Review by Frank Plowright
The Great Revelation is the day on which vampires came out to the world, when synthetic Tru Blood enabled them to co-exist in harmony with humanity, and Where Were You? takes a tour around the True Blood cast letting us in on what each of them was doing around that time. Most pertinent to the present day story is Eric’s past, when another vampire objects to the idea of peace between species. It occurs around season four of the TV show.
With Where Were You? True Blood gets a dedicated creative team over the final three graphic novels, which considering two of the three earlier ones were poor, is welcome. Show actor Michael McMillian (Reverend Steve Newlin) writes with experienced comics creator Ann Nocenti (now credited as ‘Annie’) while Michael Gaydos takes over the art. It goes a long way to sorting out the inconsistency problems over the series to date. While a story that’s going to have greater meaning and relevance for avid True Blood fans, Where Were You? is also a graphic novel that can be picked up by the novice, not only introducing them to the main cast and their relationships, but to some ideas behind the concept.

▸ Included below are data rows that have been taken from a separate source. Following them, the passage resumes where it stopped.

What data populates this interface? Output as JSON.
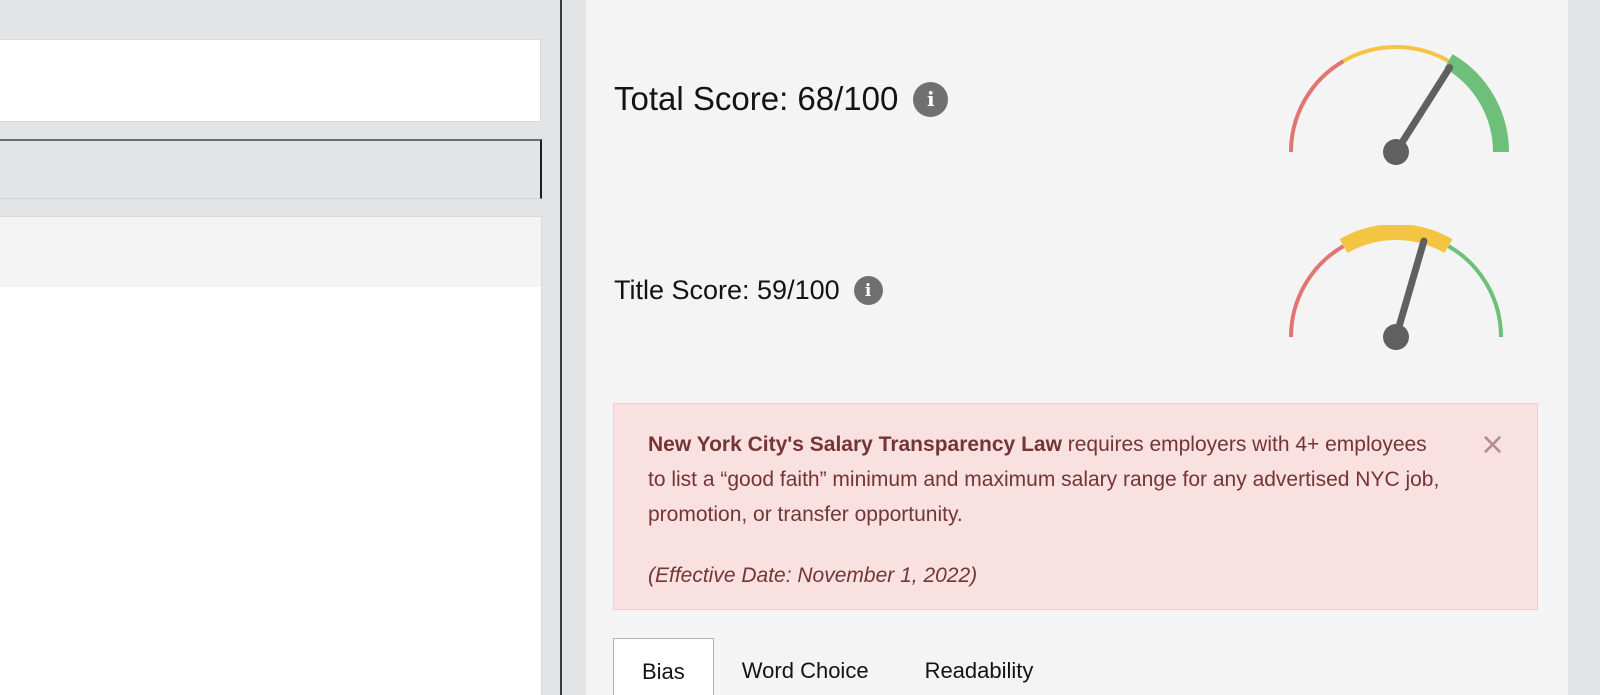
{
  "scores": {
    "total": {
      "label": "Total Score: 68/100",
      "value": 68,
      "max": 100,
      "info_icon": "info-icon"
    },
    "title": {
      "label": "Title Score: 59/100",
      "value": 59,
      "max": 100,
      "info_icon": "info-icon"
    }
  },
  "colors": {
    "red": "#e07672",
    "yellow": "#f4c443",
    "green": "#6dbf7a",
    "needle": "#606060"
  },
  "alert": {
    "law_name": "New York City's Salary Transparency Law",
    "text": " requires employers with 4+ employees to list a “good faith” minimum and maximum salary range for any advertised NYC job, promotion, or transfer opportunity.",
    "effective_date": "(Effective Date: November 1, 2022)",
    "close_symbol": "×"
  },
  "tabs": [
    {
      "label": "Bias",
      "active": true
    },
    {
      "label": "Word Choice",
      "active": false
    },
    {
      "label": "Readability",
      "active": false
    }
  ]
}
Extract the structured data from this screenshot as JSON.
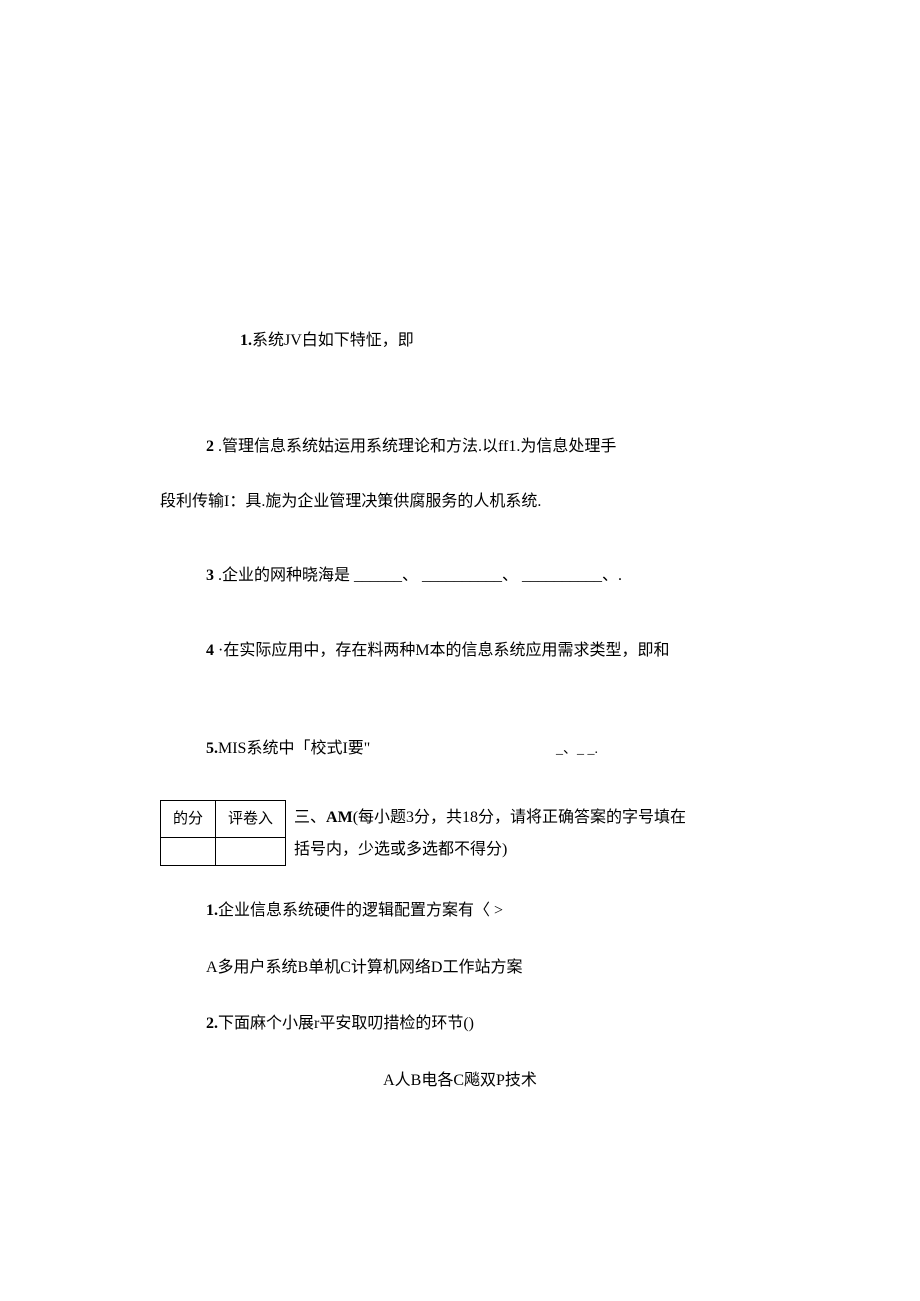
{
  "q1": {
    "num": "1.",
    "text": "系统JV白如下特怔，即"
  },
  "q2": {
    "num": "2",
    "line1": " .管理信息系统姑运用系统理论和方法.以ff1.为信息处理手",
    "line2": "段利传输I：具.旎为企业管理决策供腐服务的人机系统."
  },
  "q3": {
    "num": "3",
    "text": " .企业的网种晓海是 ______、 __________、 __________、."
  },
  "q4": {
    "num": "4",
    "text": " ·在实际应用中，存在料两种M本的信息系统应用需求类型，即和"
  },
  "q5": {
    "num": "5.",
    "text": "MIS系统中「校式I要\"",
    "blanks": "_、_                _."
  },
  "section3": {
    "table": {
      "c1": "的分",
      "c2": "评卷入"
    },
    "line1_a": "三、",
    "line1_b": "AM",
    "line1_c": "(每小题3分，共18分，请将正确答案的字号填在",
    "line2": "括号内，少选或多选都不得分)"
  },
  "mc1": {
    "q_num": "1.",
    "q_text": "企业信息系统硬件的逻辑配置方案有〈 >",
    "opt": "A多用户系统B单机C计算机网络D工作站方案"
  },
  "mc2": {
    "q_num": "2.",
    "q_text": "下面麻个小展r平安取叨措检的环节()",
    "opt": "A人B电各C飚双P技术"
  }
}
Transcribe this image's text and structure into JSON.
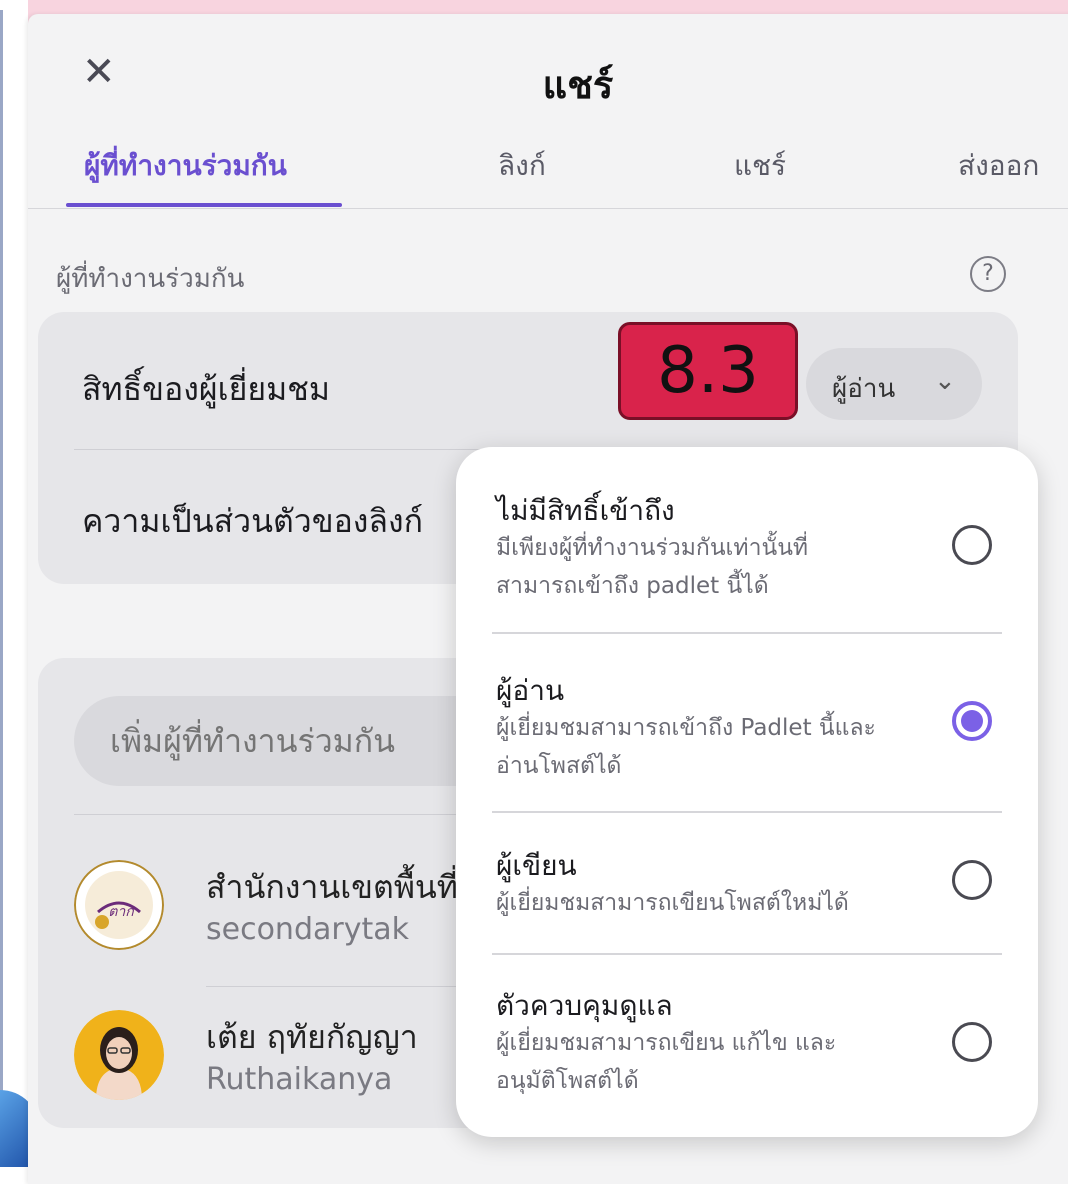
{
  "panel": {
    "title": "แชร์"
  },
  "tabs": [
    {
      "label": "ผู้ที่ทำงานร่วมกัน",
      "active": true
    },
    {
      "label": "ลิงก์"
    },
    {
      "label": "แชร์"
    },
    {
      "label": "ส่งออก"
    }
  ],
  "collaborators_section": {
    "label": "ผู้ที่ทำงานร่วมกัน",
    "visitor_permission_label": "สิทธิ์ของผู้เยี่ยมชม",
    "link_privacy_label": "ความเป็นส่วนตัวของลิงก์",
    "role_button": "ผู้อ่าน"
  },
  "badge": "8.3",
  "add_collaborator": {
    "placeholder": "เพิ่มผู้ที่ทำงานร่วมกัน"
  },
  "collaborators": [
    {
      "name": "สำนักงานเขตพื้นที่การศึกษามัธยมศึกษาตาก",
      "handle": "secondarytak",
      "avatar_text": "ตาก"
    },
    {
      "name": "เต้ย ฤทัยกัญญา",
      "handle": "Ruthaikanya"
    }
  ],
  "role_options": [
    {
      "title": "ไม่มีสิทธิ์เข้าถึง",
      "desc": "มีเพียงผู้ที่ทำงานร่วมกันเท่านั้นที่สามารถเข้าถึง padlet นี้ได้",
      "selected": false
    },
    {
      "title": "ผู้อ่าน",
      "desc": "ผู้เยี่ยมชมสามารถเข้าถึง Padlet นี้และอ่านโพสต์ได้",
      "selected": true
    },
    {
      "title": "ผู้เขียน",
      "desc": "ผู้เยี่ยมชมสามารถเขียนโพสต์ใหม่ได้",
      "selected": false
    },
    {
      "title": "ตัวควบคุมดูแล",
      "desc": "ผู้เยี่ยมชมสามารถเขียน แก้ไข และอนุมัติโพสต์ได้",
      "selected": false
    }
  ],
  "colors": {
    "accent": "#6a4fd0",
    "radio_selected": "#7b61e6",
    "badge": "#d9234b"
  },
  "icons": {
    "close": "close-icon",
    "help": "help-icon",
    "chevron": "chevron-down-icon"
  }
}
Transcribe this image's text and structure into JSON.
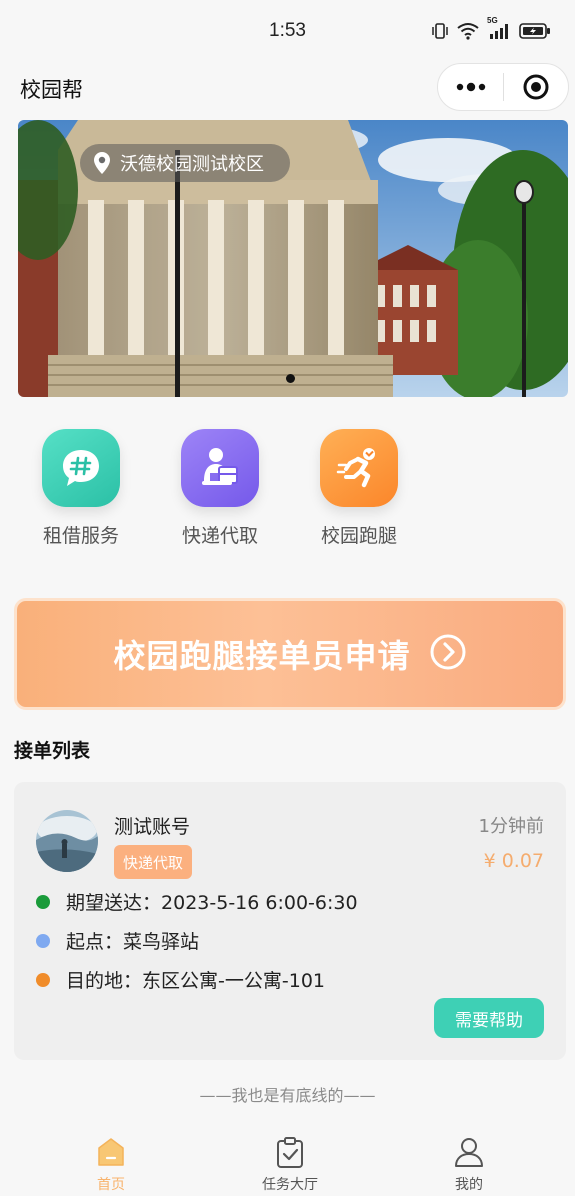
{
  "status_bar": {
    "time": "1:53",
    "network_badge": "5G",
    "icons": [
      "vibrate-icon",
      "wifi-icon",
      "cellular-signal-icon",
      "battery-charging-icon"
    ]
  },
  "nav": {
    "title": "校园帮",
    "capsule_icons": [
      "more-dots-icon",
      "target-circle-icon"
    ]
  },
  "banner": {
    "location": "沃德校园测试校区",
    "slide_count": 1,
    "active_slide": 1
  },
  "services": [
    {
      "label": "租借服务",
      "icon": "hashtag-chat-icon",
      "color": "#3ed0b5"
    },
    {
      "label": "快递代取",
      "icon": "courier-package-icon",
      "color": "#8b6ff2"
    },
    {
      "label": "校园跑腿",
      "icon": "running-person-icon",
      "color": "#fb962f"
    }
  ],
  "apply_banner": {
    "text": "校园跑腿接单员申请",
    "icon": "chevron-right-circle-icon"
  },
  "orders": {
    "title": "接单列表",
    "items": [
      {
        "username": "测试账号",
        "type": "快递代取",
        "time_ago": "1分钟前",
        "price": "¥ 0.07",
        "expected_label": "期望送达：",
        "expected_value": "2023-5-16 6:00-6:30",
        "origin_label": "起点：",
        "origin_value": "菜鸟驿站",
        "destination_label": "目的地：",
        "destination_value": "东区公寓-一公寓-101",
        "help_label": "需要帮助"
      }
    ]
  },
  "footer_note": "——我也是有底线的——",
  "tab_bar": {
    "tabs": [
      {
        "label": "首页",
        "icon": "home-icon",
        "active": true
      },
      {
        "label": "任务大厅",
        "icon": "clipboard-check-icon",
        "active": false
      },
      {
        "label": "我的",
        "icon": "user-icon",
        "active": false
      }
    ]
  },
  "colors": {
    "accent_orange": "#f8b36c",
    "teal": "#3ed0b5",
    "purple": "#8b6ff2",
    "orange": "#fb962f",
    "dot_green": "#1a9b3a",
    "dot_blue": "#7fa9f0",
    "dot_orange": "#f08c2a"
  }
}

As an artist for a moody vampire drama Gaydos comes with pluses and minuses. That he’s a good artist overall and being fine with the expected scenes of dialogue and melodrama goes a long way, but his likenesses are variable, and drenching his faces in shadow compounds this. The bigger problem is when it comes to savage vampire action he’s not the artist to provide that visceral thrust, and it deadens some scenes that ought to have greater power.
Nocenti and McMillian give the writing a professionalism lacking for much of the series beforehand, and ensure Pam’s character of always the bitchy bridesmaid passes on a few choice lines. They introduce a viable new threat in Remus, someone who even gives Eric some pause for thought, and the result is a workable graphic novel that True Blood fans will probably rank higher. The same creative team return with Shake For Me.
There’s also a bonus epilogue written by McMillian solo delving back into Remus’ past. Frederica Manfredi has a more expansive, but less moody approach to the art, and it shows the polish Nocenti brings to the main story, where the episodes are more tightly plotted.